9:48 AM
May 16, 2018
 |  BC Extra  |  Company News

FDA frowns on Evolus

Evolus Inc. (NASDAQ:EOLS) fell $3.95 (27%) to $10.70 on Wednesday after it said FDA issued a complete response letter for a BLA for prabotulinumtoxinA (DWP-450) to treat adults with glabellar lines (frown lines between the eyebrows). With the move, Evolus shed over $90 million in market cap.

Evolus said the CRL focused solely on CMC process deficiencies. It plans to respond to FDA "with a complete submission" within 90 days, and anticipates a spring 2019 launch for DWP-450.

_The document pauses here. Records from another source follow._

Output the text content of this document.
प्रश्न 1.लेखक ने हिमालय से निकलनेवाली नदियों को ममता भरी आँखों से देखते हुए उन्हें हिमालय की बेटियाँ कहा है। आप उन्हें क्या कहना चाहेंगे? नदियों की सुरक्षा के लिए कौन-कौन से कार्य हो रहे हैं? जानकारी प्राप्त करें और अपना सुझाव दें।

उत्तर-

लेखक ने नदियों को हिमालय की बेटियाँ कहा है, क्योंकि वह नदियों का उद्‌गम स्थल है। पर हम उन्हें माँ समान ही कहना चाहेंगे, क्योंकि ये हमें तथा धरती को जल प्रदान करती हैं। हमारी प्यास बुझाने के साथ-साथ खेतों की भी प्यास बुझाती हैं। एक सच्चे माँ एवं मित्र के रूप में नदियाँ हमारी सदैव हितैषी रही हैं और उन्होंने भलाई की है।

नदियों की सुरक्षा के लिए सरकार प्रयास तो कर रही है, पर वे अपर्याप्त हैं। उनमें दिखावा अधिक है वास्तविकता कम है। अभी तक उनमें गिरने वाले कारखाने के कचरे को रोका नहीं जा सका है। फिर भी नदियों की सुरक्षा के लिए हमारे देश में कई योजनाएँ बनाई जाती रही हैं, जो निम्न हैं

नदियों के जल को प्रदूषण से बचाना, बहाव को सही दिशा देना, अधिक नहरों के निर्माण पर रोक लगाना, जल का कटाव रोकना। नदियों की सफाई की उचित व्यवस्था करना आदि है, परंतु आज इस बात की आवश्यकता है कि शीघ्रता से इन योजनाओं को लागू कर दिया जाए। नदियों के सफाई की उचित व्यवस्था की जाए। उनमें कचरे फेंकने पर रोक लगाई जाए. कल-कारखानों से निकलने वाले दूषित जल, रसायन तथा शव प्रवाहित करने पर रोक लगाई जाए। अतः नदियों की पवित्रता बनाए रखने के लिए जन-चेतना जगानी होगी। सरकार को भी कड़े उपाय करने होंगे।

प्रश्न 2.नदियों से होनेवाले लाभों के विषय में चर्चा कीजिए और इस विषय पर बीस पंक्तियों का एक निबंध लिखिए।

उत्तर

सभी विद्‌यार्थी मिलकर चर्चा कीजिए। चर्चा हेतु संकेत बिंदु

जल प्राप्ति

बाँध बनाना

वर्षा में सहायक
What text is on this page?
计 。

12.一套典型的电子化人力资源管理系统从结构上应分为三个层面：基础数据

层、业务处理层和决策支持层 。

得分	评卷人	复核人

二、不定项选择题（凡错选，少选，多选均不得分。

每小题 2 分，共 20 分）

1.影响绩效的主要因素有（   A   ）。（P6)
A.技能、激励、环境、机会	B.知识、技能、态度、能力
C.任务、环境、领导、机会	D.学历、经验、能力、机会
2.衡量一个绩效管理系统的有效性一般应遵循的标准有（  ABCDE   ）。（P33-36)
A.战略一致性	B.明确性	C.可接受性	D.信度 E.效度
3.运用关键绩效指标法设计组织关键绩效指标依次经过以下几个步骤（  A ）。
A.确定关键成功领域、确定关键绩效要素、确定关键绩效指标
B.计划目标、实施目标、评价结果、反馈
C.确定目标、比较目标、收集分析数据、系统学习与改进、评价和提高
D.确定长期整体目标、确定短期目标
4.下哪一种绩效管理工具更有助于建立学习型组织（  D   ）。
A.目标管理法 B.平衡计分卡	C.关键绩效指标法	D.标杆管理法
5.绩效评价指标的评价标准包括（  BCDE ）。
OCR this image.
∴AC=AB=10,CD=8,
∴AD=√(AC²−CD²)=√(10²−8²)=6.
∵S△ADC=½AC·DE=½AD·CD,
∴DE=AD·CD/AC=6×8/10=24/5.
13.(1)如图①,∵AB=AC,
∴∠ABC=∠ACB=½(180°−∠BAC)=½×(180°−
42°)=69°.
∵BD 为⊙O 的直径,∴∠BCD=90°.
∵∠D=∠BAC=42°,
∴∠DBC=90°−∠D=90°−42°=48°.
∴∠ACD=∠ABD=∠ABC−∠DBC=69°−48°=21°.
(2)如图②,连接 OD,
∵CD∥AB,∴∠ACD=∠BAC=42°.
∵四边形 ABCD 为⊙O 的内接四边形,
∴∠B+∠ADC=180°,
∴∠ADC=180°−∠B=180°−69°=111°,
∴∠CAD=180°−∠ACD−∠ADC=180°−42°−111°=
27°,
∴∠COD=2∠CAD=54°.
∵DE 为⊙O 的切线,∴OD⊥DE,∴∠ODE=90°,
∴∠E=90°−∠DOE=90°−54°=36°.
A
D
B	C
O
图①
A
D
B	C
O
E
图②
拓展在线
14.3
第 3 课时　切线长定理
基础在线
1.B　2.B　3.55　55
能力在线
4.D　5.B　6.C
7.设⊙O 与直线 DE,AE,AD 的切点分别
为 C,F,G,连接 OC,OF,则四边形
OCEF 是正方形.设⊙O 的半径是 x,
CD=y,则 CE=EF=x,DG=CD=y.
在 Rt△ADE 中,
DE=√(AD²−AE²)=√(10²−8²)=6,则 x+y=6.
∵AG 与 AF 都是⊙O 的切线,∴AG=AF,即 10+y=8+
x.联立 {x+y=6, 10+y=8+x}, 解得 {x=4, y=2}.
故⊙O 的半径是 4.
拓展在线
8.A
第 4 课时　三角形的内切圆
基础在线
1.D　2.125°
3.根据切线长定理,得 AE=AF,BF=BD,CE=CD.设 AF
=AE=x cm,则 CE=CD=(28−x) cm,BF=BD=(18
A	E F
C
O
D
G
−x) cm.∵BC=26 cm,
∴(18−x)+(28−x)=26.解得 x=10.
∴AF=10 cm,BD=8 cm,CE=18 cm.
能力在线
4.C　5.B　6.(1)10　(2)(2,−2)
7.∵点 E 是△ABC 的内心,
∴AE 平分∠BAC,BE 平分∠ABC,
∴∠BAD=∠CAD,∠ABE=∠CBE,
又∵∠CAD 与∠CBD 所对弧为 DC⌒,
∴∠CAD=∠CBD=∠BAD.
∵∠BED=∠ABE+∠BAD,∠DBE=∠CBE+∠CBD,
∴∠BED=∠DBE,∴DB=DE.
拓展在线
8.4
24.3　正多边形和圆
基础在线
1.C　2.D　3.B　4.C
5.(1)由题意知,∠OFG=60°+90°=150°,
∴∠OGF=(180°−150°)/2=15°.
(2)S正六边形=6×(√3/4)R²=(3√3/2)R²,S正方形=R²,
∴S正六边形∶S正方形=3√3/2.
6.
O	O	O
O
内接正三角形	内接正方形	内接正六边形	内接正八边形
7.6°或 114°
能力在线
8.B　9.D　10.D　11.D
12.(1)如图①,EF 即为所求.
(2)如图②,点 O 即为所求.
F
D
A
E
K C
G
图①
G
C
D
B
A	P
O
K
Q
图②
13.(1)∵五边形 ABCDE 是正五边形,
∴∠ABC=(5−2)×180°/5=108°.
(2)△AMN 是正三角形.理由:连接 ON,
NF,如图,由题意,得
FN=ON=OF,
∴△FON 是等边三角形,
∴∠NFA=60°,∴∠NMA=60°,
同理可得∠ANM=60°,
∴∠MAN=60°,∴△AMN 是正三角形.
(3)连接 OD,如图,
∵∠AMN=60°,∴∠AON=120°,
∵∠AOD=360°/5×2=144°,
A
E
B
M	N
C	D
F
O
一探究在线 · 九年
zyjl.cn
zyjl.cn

The company has already responded to some of FDA's requests, and the agency's remaining questions are "manageable," Evolus President and CEO David Moatazedi said on a conference call Wednesday.

Separately, Evolus said FDA provided pre-approval to Daewoong Pharmaceutical Co. Ltd. (KSE:069620) for a DWP-450 manufacturing facility, which "puts a significant question mark around our manufacturing ability behind us," Moatazedi said.

EMA is reviewing an MAA for the injectable 900 kilodalton (kDa) botulinum toxin type A complex.

Evolus has mostly traded below its $12 IPO price since it went public in February. The company raised $60 million in the offering, which valued it at $283.1 million (see BioCentury Extra, Feb. 8).

Evolus is a subsidiary of Alphaeon Corp., which is majority-owned by Strathspey Crown Holdings LLC (Newport Beach, Calif.). Alphaeon owns 79% of Evolus.